I have the honour to be with sentiments of the most profound esteem and respect, Your Excellency’s most obedient and most humble servant,
Jefferson’s Memorandum Concerning Alexander Gross
Alexander Gross, a sailor from Cape Cod in Massachusetts was taken prisoner in 1778, by an English privateer, carried to Liverpool and emprisoned there four months. He was thence sent on board the Duke Man of war of 38. guns where he was obliged to do duty according to the English law made on that occasion. After three years he found means to escape and got on board a sloop called the Charlotte belonging to one McGregor and commanded by him, bound from Southampton to Cork, loaded with bark. His object was to get a passage from Ireland to America as there was a trade constantly going on between those countries.

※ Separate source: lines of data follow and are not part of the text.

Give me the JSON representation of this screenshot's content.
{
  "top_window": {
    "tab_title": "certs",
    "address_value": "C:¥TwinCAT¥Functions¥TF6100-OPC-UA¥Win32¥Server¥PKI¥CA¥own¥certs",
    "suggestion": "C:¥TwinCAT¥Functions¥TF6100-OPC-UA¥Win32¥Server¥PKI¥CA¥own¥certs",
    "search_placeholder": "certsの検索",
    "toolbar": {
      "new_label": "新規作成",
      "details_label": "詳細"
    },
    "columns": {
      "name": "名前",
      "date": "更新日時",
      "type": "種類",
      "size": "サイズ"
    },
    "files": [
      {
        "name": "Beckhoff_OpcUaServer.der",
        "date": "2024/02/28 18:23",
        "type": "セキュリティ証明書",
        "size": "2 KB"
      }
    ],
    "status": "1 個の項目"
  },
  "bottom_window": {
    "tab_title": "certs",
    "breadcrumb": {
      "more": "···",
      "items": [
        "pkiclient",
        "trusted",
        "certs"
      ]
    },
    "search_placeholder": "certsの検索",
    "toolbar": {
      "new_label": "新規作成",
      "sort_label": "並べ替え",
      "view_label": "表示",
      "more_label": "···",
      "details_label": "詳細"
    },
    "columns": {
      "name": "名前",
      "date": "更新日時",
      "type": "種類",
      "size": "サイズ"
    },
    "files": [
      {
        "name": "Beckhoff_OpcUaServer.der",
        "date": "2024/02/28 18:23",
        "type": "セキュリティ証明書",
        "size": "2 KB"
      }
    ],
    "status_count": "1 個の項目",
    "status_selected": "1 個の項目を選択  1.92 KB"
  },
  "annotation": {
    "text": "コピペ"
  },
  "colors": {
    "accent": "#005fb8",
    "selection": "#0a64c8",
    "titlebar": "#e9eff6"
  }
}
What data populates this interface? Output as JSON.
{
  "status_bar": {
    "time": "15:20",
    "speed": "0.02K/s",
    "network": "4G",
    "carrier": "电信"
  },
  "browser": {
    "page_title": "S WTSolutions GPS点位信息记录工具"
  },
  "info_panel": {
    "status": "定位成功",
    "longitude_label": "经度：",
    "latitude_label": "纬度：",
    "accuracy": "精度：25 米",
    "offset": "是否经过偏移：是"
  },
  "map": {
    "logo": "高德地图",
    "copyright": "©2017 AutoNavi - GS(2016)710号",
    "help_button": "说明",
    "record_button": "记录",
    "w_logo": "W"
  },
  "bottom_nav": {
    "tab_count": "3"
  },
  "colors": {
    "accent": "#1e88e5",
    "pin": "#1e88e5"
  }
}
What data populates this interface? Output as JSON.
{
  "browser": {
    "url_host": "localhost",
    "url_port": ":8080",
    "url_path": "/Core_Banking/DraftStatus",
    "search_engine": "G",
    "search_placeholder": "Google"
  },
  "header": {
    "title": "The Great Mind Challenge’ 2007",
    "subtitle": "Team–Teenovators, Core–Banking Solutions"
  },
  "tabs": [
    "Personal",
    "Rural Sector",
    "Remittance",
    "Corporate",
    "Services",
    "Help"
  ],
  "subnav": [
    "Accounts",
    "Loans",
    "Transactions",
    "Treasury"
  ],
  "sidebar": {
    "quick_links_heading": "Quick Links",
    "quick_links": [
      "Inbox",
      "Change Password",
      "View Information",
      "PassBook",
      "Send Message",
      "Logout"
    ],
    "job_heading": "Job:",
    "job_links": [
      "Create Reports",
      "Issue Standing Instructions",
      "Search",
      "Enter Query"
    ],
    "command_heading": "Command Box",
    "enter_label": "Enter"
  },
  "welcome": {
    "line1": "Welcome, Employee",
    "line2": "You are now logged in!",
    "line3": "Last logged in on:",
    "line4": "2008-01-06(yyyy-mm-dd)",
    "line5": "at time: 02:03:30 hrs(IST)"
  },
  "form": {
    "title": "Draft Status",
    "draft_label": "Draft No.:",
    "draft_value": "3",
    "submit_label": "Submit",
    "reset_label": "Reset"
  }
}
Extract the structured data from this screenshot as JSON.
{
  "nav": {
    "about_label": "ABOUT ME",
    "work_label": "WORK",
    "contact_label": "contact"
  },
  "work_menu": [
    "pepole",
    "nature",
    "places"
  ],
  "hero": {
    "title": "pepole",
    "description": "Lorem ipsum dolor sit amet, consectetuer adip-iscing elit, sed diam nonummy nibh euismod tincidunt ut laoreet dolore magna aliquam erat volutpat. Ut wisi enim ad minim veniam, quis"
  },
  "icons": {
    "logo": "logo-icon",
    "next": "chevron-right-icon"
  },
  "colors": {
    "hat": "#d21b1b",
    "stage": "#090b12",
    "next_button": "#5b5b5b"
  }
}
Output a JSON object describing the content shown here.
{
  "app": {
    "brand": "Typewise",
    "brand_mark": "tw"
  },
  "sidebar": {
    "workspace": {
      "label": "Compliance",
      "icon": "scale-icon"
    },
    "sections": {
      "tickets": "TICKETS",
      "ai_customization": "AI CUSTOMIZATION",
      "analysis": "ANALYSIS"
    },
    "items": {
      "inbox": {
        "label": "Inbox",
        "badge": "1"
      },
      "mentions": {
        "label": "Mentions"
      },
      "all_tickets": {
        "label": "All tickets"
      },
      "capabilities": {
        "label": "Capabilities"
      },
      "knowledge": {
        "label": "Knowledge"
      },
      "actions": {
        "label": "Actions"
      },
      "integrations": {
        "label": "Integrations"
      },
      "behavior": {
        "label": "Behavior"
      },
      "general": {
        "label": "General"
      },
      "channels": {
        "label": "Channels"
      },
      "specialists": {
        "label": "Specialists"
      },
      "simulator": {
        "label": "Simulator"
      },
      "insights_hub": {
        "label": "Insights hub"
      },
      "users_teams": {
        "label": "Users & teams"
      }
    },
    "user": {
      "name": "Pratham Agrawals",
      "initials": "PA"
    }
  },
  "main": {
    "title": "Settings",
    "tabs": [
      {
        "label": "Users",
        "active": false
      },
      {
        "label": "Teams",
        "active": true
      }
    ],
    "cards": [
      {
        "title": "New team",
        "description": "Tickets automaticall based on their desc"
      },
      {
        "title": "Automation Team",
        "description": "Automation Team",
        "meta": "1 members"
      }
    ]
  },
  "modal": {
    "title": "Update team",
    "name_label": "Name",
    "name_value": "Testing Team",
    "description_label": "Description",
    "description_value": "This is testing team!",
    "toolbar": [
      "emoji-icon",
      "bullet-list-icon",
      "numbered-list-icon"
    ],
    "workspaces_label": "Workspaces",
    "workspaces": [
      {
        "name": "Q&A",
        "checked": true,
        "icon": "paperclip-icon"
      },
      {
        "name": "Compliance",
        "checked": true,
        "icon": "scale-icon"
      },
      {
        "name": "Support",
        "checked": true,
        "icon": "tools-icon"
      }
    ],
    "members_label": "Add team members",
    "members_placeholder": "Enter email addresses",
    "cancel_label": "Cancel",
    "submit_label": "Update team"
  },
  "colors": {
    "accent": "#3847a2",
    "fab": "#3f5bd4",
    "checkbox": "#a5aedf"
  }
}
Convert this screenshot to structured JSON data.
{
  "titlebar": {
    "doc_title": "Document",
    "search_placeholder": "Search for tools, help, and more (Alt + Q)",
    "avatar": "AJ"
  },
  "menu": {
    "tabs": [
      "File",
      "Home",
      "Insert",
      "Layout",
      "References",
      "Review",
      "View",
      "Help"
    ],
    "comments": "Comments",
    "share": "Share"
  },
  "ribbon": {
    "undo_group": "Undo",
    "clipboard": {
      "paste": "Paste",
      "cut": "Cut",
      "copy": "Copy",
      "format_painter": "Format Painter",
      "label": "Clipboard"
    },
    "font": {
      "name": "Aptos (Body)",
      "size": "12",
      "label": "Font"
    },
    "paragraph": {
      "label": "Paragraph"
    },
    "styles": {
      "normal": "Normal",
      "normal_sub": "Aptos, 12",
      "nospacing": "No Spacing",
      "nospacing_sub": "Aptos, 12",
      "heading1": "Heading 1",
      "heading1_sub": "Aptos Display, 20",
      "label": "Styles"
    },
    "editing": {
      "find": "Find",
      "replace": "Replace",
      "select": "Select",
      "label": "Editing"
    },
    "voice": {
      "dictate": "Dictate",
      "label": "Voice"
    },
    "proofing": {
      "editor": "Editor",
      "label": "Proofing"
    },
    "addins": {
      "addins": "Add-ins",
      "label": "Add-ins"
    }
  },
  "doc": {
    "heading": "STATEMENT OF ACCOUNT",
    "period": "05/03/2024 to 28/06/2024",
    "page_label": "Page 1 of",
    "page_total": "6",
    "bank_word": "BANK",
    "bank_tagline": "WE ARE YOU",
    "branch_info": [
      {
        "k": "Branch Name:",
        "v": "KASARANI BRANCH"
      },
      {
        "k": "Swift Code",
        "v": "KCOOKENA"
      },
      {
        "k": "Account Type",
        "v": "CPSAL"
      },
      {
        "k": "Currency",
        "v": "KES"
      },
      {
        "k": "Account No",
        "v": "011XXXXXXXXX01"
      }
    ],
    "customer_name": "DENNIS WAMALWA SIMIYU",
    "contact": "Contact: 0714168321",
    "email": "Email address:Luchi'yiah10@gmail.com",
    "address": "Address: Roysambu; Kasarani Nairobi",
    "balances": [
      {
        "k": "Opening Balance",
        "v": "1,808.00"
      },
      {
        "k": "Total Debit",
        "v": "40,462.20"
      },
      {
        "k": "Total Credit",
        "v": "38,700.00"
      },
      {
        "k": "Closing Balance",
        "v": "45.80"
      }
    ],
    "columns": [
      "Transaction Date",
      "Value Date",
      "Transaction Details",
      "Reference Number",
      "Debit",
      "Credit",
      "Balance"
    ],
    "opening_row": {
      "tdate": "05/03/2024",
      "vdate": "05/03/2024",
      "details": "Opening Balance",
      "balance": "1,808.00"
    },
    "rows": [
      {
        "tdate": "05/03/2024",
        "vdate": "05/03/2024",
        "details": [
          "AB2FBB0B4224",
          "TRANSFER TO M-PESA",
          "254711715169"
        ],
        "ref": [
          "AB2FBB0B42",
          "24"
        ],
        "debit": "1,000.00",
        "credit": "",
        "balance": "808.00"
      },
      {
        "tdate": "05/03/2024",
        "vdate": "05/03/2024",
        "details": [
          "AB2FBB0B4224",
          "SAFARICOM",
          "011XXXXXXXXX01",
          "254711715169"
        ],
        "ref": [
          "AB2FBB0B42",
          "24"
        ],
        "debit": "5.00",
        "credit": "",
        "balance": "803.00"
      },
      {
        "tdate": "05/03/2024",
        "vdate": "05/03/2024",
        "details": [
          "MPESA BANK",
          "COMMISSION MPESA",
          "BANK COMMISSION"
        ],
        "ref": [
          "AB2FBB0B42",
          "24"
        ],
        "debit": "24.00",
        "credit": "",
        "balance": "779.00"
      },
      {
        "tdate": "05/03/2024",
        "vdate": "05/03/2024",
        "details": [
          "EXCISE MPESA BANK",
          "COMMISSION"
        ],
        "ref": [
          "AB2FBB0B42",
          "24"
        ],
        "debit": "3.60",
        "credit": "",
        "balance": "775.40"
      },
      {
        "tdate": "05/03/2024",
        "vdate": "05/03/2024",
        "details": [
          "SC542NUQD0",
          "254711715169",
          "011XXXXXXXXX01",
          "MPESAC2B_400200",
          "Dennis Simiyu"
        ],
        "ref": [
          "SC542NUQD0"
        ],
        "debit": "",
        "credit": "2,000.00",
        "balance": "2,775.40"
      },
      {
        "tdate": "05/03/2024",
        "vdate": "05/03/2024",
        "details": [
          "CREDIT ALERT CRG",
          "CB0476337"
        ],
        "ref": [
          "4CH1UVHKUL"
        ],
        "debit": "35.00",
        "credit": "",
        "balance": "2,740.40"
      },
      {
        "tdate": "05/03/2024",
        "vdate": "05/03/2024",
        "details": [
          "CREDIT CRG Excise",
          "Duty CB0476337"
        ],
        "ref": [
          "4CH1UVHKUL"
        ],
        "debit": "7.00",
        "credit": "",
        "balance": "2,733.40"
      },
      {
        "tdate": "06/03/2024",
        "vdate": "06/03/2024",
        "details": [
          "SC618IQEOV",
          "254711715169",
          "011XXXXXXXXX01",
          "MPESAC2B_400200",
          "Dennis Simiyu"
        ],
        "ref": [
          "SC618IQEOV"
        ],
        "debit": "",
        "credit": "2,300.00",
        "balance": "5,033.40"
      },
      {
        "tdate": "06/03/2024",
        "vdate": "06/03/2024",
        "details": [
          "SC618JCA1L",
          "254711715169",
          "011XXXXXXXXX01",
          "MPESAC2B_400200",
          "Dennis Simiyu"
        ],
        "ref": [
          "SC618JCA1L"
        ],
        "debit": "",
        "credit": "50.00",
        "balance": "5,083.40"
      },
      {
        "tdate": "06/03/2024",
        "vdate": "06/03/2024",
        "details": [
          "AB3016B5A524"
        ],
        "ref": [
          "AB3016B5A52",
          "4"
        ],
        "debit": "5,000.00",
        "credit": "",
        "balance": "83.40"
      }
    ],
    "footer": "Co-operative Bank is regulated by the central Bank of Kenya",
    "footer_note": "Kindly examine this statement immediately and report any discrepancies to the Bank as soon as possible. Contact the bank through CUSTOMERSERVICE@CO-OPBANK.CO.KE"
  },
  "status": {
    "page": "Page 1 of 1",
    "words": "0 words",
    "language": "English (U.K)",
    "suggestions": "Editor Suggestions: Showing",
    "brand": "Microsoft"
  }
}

They had been out but four days, when on the 21st Feb. 1782, they were taken by the Countess D’Avaux a privateer from Dunkirk commanded by Capt. Carry. McGregor ransomed his vessel for £200 Stg. and prevailed on Gross to become hostage for the payment. This he agreed to the more readily because while on board an English Vessel or in English Dominions he was constantly liable to be taken and hung as a deserter, and because he relied that McGregor would soon pay the ransom and thus place him at liberty in France where he would be safe and from whence he could get a passage back to America. The ransomed vessel got into port but going out again on another voyage to Cork, perished at sea with every person on board her. Among these was McGregor her owner and master. Gross the hostage was put into prison at Dunkirk and in 1784 the captors became bankrupt. He is still kept in close jail. He has already cost 3052 a good part of it to the king at whose expence he now remains there. 1. Gross is a poor sailor without property and without connexions able to do anything for his redemption. 2. The vessel and her owner being lost, there is neither person nor thing in existence against which he can bring an action to compel that redemption. 3. The obligation to the captors is dissolved, because there can be no obligation where there is only one party in existence. 4. There seems to be no person to whom application can be made for the release of the hostage, because the captors having failed, their interest in his person is transferred to their creditors, and these dispersed over the earth cannot be collected to give their consent. 5. The King’s expences are daily encreasing without the smallest probability of their ever being repaid.
The confinement of an hostage under such circumstances is an useless severity, and the doing it at the expence of the King, where there does not remain the least prospect of its being ever recovered, seems to authorize him in reason to discharge the hostage, unless any person will appear to sollicit his continuance in prison and to pay the expences. If he were placed at the expence of those who may think themselves interested in his confinement, they would soon take the trouble to satisfy themselves how impossible it is they should ever be repaid and they would release him. In pity to the hostage and in justice to the King, it is wished that he might be discharged or placed at the expence of the individuals, if any there are, who may wish him to remain in prison.
RC (Arch. Aff. Etr., Paris, Corr. Pol., Angleterre, vol. 562); at head of text, in a clerk’s hand: “M. De R”; French translation (same), in a clerk’s hand. PrC (DLC). Recorded in SJL under 7 Dec. 1787, with TJ to Lambert of that date, q.v. Enclosure: RC (Arch. Aff. Etr., Paris, Corr. Pol., E.-U., xxxiii); without caption or date, in the hand of William Short, with one addition in TJ’s hand; “7 janr. 1788” written at head of text in a clerk’s hand—possibly the date that the memorandum concerning Gross was referred to Luzerne (see Montmorin to TJ, 6 Mch. 1788). PrC (DLC).